Ah, but here’s the rub: What constitutes a “planned, low-risk” birth? What is an “integrated maternity care system”? And are safety studies from the Netherlands and British Columbia, where home birth midwives are an accepted part of the larger maternity care universe, applicable to the United States, where a tradition of acrimony and mutual suspicion in the childbirthing world has led to a badly fractured system of care?
Here’s just one example of that fracture: while home births are supported in states like Washington, hiring a home birth midwife, no matter how well-trained, is illegal in 10 states including the three I lived in as a child (Iowa, Indiana and Illinois).
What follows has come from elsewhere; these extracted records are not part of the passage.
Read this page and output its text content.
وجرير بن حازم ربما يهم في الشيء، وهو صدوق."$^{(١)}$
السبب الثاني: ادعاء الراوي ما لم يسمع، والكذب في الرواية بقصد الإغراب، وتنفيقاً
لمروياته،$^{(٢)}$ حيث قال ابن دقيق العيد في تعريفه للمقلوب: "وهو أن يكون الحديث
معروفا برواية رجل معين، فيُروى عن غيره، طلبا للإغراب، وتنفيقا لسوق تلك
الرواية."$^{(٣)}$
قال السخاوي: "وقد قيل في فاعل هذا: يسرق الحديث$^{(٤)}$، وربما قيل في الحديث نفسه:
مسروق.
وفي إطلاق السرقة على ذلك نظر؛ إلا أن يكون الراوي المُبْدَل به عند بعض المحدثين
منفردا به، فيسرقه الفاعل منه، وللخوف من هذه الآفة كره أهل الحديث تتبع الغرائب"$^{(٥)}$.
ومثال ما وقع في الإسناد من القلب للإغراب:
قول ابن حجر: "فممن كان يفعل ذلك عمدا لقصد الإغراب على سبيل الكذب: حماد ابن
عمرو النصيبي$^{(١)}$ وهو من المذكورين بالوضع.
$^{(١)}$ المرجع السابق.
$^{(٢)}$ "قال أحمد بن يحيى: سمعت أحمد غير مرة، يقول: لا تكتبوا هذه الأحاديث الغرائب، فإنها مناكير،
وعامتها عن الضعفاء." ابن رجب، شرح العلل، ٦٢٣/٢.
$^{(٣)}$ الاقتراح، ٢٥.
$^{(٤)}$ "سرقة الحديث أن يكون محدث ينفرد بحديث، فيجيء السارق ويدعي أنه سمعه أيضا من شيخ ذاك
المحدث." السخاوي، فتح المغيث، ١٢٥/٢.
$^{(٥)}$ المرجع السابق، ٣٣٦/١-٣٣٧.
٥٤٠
This is a set-up for bad outcomes. A home birth midwife working under the radar in Indiana, say, might delay seeking consultation with an obstetrician or transferring a mother to a hospital for fear of prosecution, which in turn could lead to disaster. It’s not that my fellow Hoosiers are any less capable of giving birth safely at home. Poor communication between maternity caregivers increases the risk of delayed and uncoordinated care, making a home birth in Indiana theoretically riskier overall than a home birth in Washington.
An enormous amount of work will need to be done before home birth becomes a safe option for all low-risk women in the United States, regardless of location. But new research on the benefits of vaginal birth, particularly home birth, for the development of a child’s immune system makes it important that we get started on this critical work now.
And that’s why the vision statements from the Home Birth Consensus Summit are so important. They reflect a set of common agreements among very disparate groups–a big first step in what I hope will be an interesting, thoughtful process leading to healthy outcomes for mothers and babies.